Target Digital Network Analyst Challenge
An AI-assisted workspace that helps digital network analysts cut through overwhelming volumes of data — and stay in control of every conclusion.
Replace every striped block with a real screen or photo.
A tool that helps analysts think — not one that thinks for them.
The TDNA challenge posed a deceptively simple question: how might we help analysts make sense of more data than any person can reasonably read? I designed a concept for an AI-assisted workspace that surfaces patterns, explains its reasoning, and always keeps the analyst in the driver’s seat.

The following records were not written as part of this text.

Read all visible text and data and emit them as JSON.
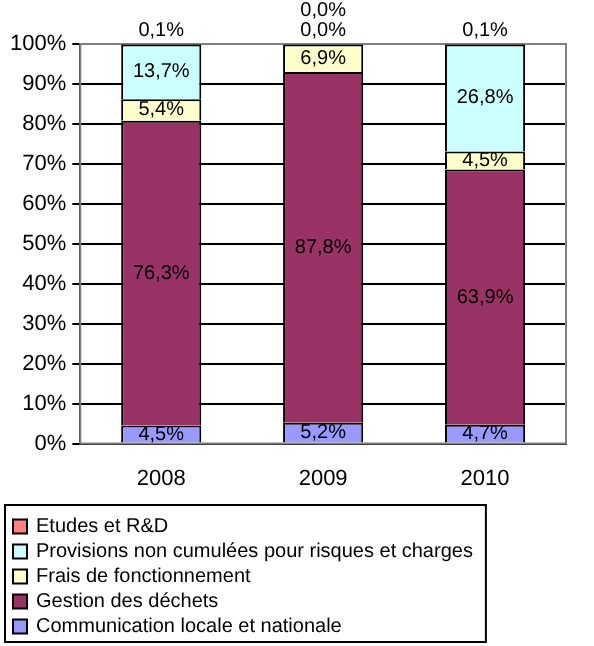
{
  "chart_data": {
    "type": "bar",
    "stacked": true,
    "categories": [
      "2008",
      "2009",
      "2010"
    ],
    "series": [
      {
        "name": "Communication locale et nationale",
        "color": "#9999ff",
        "values": [
          4.5,
          5.2,
          4.7
        ],
        "value_labels": [
          "4,5%",
          "5,2%",
          "4,7%"
        ]
      },
      {
        "name": "Gestion des déchets",
        "color": "#993366",
        "values": [
          76.3,
          87.8,
          63.9
        ],
        "value_labels": [
          "76,3%",
          "87,8%",
          "63,9%"
        ]
      },
      {
        "name": "Frais de fonctionnement",
        "color": "#ffffcc",
        "values": [
          5.4,
          6.9,
          4.5
        ],
        "value_labels": [
          "5,4%",
          "6,9%",
          "4,5%"
        ]
      },
      {
        "name": "Provisions non cumulées pour risques et charges",
        "color": "#ccffff",
        "values": [
          13.7,
          0.0,
          26.8
        ],
        "value_labels": [
          "13,7%",
          "0,0%",
          "26,8%"
        ]
      },
      {
        "name": "Etudes et R&D",
        "color": "#ff8080",
        "values": [
          0.1,
          0.0,
          0.1
        ],
        "value_labels": [
          "0,1%",
          "0,0%",
          "0,1%"
        ]
      }
    ],
    "ylim": [
      0,
      100
    ],
    "yticks": [
      {
        "value": 0,
        "label": "0%"
      },
      {
        "value": 10,
        "label": "10%"
      },
      {
        "value": 20,
        "label": "20%"
      },
      {
        "value": 30,
        "label": "30%"
      },
      {
        "value": 40,
        "label": "40%"
      },
      {
        "value": 50,
        "label": "50%"
      },
      {
        "value": 60,
        "label": "60%"
      },
      {
        "value": 70,
        "label": "70%"
      },
      {
        "value": 80,
        "label": "80%"
      },
      {
        "value": 90,
        "label": "90%"
      },
      {
        "value": 100,
        "label": "100%"
      }
    ],
    "grid": "y",
    "legend": "bottom"
  }
}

My approach started where I always start — with the people doing the work. Before touching an interface, I wanted to understand what analysts actually struggle with, what they trust, and where automation could help without getting in the way.
Digital network analysts work under real pressure: enormous datasets, fragmented tooling, and decisions they need to be able to defend. The volume isn’t just large — it’s faster than any human can read, and the cost of missing something that matters is high.
How might we let AI carry the weight of the volume, while the analyst keeps the judgment and control?
Analysts are pattern-seekers under time pressure. They’re skeptical by training — and rightly so. Every conclusion they reach may need to be explained and defended, so a tool that hands them an answer without a reason is a tool they won’t use.
I combined secondary research on analyst workflows with task analysis to map where the real friction lived. A few things kept surfacing — and they reshaped how I thought about the whole problem.
- 01 Volume isn’t the problem — relevance is. Analysts don’t want less data; they want the right data surfaced first.
- 02 Trust is traceable. An AI suggestion is only useful if the analyst can see why it was made.
- 03 Context-switching is expensive. Every tool an analyst jumps to costs them their train of thought.
These insights became the rules I designed against. Whenever a decision was unclear, I returned to them.
I mapped the analyst’s flow, then sketched broadly before committing to a direction — testing how much automation felt helpful versus how much felt like losing control.
Three moves that let AI assist without taking over.
A prioritized signal feed
AI ranks what likely matters most and pushes it to the top — but the analyst can re-weight, filter, and reorder at any time. The machine sorts; the human steers.
Every answer shows its “why”
Each AI suggestion opens to reveal the signals and sources behind it. Nothing is a black box — so the analyst can trust it, question it, or defend it later.
One unified workspace
Search, review, and annotation live side by side, so analysts keep their train of thought instead of losing it to tab-switching.
The hardest question wasn’t visual — it was about trust. How much should the AI do before it starts to feel like it’s deciding for the analyst?
I chose to show reasoning and sources over a single confidence score — a number is easy to over-trust, evidence invites scrutiny.
Analysts need depth, but not all at once. I layered detail so the surface stays calm and the depth is one click away.
Anything the AI does automatically, the analyst can see and reverse — control is never taken silently.
The concept landed on a principle I keep coming back to: good AI tools make people feel more capable, not more replaceable. Keeping the analyst in control wasn’t a constraint — it was the whole point.
If I took this further, I’d test the explainability patterns with real analysts and pressure-test where trust breaks down — the part I’m most curious about.
Mostly, this project reminded me why I love research: the answer was never in the data volume. It was in listening to the people who have to live with the tool.